If you pay attention to online media, and maybe the newspaper, then you're probably aware that a number of newspapers are not printing this week's series of Doonesbury strips and are printing a less-controversial replacement series instead. What is so controversial? That depends on who you ask.
In yesterday's Spokesman Review, Gary Graham, News Editor, offered a tepid defense for not printing the series. You'll notice there isn't a single comment that supports the decision not to print.
The Spokesman-Review has chosen not to publish the Doonesbury comic strip series this week on the Texas abortion law, opting for a series of substitute panels offered by the syndicate that distributes the strip. At last count, nearly 60 newspapers across the country have decided not to use the controversial strip.
Doonesbury appears six days a week in the classified section because many years ago the newspaper’s editors removed it and the Mallard Fillmore comic from the editorial page. The decision at that time was based on two factors: the often political nature of the comic strips and the space required for them.
When those two features were moved to the classified section, they fell under the jurisdiction of the advertising department. Dan Johnson, director of sales and marketing, made the decision to substitute for the Doonesbury series this week, a decision I strongly support. It is our view that abortion is not an appropriate topic for a comic strip. We regularly publish news stories and opinion pieces on the elections, abortion and many other controversial topics in more appropriate sections.
Why does this excuse not hold water? First, he states that Doonesbury often has a political nature so he's aware that it's not like your funny, as in "Ha Ha", comics. Second, he states that abortion is not an appropriate topic for a comic strip, as if he's referring to a funny, as in "Ha Ha", comic and not one that routinely has a political nature and was banished to the want ads section years ago.
As to the subject matter of the strip, it is not about abortion. It's not pro-life and it's not pro-choice. It's a parody of legislation passed by the State of Texas. It's about the intrusion of government by people who claim they want less government intrusion and more individual freedom. It's about the obstacles placed in front of women to demonize and shame them should they seek an abortion as if that decision comes as easy as choosing what to have for dessert. It's an opportunity to examine who we are as a society, much like this comic printed by the Review last July in the Sunday comics section that parodied the Louisiana Science and Education Act.
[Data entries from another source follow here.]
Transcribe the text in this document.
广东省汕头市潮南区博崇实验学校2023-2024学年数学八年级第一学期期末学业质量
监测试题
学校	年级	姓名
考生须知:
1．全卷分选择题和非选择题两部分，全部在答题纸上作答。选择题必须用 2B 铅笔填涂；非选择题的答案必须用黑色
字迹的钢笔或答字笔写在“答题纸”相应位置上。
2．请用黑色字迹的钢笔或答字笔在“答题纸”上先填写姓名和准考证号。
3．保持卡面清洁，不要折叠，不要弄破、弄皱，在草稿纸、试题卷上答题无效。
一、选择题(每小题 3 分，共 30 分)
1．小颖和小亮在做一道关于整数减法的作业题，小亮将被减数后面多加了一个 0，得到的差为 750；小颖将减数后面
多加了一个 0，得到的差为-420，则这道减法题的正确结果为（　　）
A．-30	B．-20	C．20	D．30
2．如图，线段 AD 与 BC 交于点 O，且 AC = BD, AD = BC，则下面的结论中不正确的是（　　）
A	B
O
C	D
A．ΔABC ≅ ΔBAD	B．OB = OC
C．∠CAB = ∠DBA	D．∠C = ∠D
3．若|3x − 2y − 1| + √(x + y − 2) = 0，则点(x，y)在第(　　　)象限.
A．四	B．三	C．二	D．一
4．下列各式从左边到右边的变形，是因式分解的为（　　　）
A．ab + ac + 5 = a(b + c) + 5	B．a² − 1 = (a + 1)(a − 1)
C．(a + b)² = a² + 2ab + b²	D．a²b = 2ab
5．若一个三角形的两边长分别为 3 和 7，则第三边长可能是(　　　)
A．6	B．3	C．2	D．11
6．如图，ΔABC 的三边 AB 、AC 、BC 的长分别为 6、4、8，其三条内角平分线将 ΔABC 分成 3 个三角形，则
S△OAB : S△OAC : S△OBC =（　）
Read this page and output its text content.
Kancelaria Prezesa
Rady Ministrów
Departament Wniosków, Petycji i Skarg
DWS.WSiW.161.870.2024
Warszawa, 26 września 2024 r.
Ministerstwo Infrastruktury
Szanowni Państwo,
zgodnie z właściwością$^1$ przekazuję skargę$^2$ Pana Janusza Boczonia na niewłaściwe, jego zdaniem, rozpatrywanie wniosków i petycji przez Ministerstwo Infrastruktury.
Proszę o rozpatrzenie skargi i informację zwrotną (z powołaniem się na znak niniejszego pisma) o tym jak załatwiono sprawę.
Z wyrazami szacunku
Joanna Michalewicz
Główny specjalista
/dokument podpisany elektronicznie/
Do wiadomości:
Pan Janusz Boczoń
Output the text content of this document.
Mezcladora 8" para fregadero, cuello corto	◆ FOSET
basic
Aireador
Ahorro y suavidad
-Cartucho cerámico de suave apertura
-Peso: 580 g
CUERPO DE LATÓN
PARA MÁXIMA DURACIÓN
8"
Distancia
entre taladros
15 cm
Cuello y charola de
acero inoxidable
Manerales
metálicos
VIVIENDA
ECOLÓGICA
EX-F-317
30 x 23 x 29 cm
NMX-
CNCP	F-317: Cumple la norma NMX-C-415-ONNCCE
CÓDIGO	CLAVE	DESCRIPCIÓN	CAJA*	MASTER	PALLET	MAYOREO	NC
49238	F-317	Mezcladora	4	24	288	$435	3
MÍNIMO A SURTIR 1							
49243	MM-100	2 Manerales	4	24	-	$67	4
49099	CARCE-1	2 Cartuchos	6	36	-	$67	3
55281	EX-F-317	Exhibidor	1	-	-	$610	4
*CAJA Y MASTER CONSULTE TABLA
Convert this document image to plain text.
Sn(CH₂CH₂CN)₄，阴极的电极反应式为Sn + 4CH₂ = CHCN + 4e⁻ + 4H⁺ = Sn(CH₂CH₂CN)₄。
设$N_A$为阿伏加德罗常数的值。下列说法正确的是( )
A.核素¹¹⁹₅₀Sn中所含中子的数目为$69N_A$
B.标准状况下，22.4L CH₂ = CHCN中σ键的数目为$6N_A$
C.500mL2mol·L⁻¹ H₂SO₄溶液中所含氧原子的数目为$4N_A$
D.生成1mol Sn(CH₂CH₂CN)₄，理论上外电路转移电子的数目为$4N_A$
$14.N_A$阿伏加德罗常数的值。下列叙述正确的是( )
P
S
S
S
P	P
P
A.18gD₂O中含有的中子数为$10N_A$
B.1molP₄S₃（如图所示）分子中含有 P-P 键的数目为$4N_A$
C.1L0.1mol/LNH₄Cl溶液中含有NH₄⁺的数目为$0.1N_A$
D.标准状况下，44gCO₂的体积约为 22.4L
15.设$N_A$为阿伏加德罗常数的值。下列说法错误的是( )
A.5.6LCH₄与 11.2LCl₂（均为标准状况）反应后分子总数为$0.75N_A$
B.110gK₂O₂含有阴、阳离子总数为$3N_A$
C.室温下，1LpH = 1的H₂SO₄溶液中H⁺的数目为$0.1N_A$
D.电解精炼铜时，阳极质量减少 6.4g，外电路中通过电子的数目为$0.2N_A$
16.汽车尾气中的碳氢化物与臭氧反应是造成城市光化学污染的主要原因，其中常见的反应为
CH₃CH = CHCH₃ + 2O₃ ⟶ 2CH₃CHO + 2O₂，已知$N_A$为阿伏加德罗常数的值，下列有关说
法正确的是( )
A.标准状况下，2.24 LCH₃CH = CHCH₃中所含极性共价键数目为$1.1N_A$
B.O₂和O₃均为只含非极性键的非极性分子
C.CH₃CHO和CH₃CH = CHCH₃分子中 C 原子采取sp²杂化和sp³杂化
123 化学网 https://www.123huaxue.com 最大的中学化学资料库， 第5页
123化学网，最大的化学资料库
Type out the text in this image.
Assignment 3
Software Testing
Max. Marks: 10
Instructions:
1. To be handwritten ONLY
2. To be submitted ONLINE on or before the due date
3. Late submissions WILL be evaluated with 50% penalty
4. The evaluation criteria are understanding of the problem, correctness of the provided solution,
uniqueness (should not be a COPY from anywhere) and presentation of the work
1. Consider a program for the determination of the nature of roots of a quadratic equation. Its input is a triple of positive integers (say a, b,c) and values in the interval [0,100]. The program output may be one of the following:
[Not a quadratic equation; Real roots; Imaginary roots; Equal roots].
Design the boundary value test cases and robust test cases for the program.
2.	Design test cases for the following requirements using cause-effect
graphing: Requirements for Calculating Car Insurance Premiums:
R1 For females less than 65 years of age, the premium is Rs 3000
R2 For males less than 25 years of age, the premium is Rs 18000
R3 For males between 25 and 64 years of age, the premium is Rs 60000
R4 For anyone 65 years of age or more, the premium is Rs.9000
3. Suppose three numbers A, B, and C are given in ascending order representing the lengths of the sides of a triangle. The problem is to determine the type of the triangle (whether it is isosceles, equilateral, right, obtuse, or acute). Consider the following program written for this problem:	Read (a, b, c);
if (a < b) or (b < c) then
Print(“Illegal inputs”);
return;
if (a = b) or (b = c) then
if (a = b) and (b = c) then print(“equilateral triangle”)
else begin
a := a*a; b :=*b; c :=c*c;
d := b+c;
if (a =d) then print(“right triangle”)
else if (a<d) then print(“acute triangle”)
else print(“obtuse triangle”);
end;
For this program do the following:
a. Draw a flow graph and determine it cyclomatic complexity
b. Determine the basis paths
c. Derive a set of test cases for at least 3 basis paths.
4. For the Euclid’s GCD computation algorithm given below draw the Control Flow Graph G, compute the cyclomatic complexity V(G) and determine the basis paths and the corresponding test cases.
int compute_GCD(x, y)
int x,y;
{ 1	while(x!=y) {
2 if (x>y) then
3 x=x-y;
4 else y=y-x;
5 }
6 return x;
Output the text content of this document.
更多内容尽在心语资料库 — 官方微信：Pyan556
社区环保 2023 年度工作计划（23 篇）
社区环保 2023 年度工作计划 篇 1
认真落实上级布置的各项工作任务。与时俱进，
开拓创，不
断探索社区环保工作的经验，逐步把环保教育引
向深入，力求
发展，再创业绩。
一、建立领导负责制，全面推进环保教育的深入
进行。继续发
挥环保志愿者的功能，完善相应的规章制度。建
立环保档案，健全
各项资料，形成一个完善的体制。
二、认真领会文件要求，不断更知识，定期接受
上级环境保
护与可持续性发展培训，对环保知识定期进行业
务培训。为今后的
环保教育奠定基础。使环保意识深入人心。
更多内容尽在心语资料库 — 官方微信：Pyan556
It makes you think, doesn't it?
The violence in Pearls Before Swine and the mockery and idiocy found in Dilbert are apparently appropriate topics for comics. Thank goodness the Review's role as gatekeeper protects us from the topic of abortion. I'm not including the censored Doonesbury strip in this post because it's so easy to find since so many papers decided not to print it. Imagine that. Censoring it made it more popular.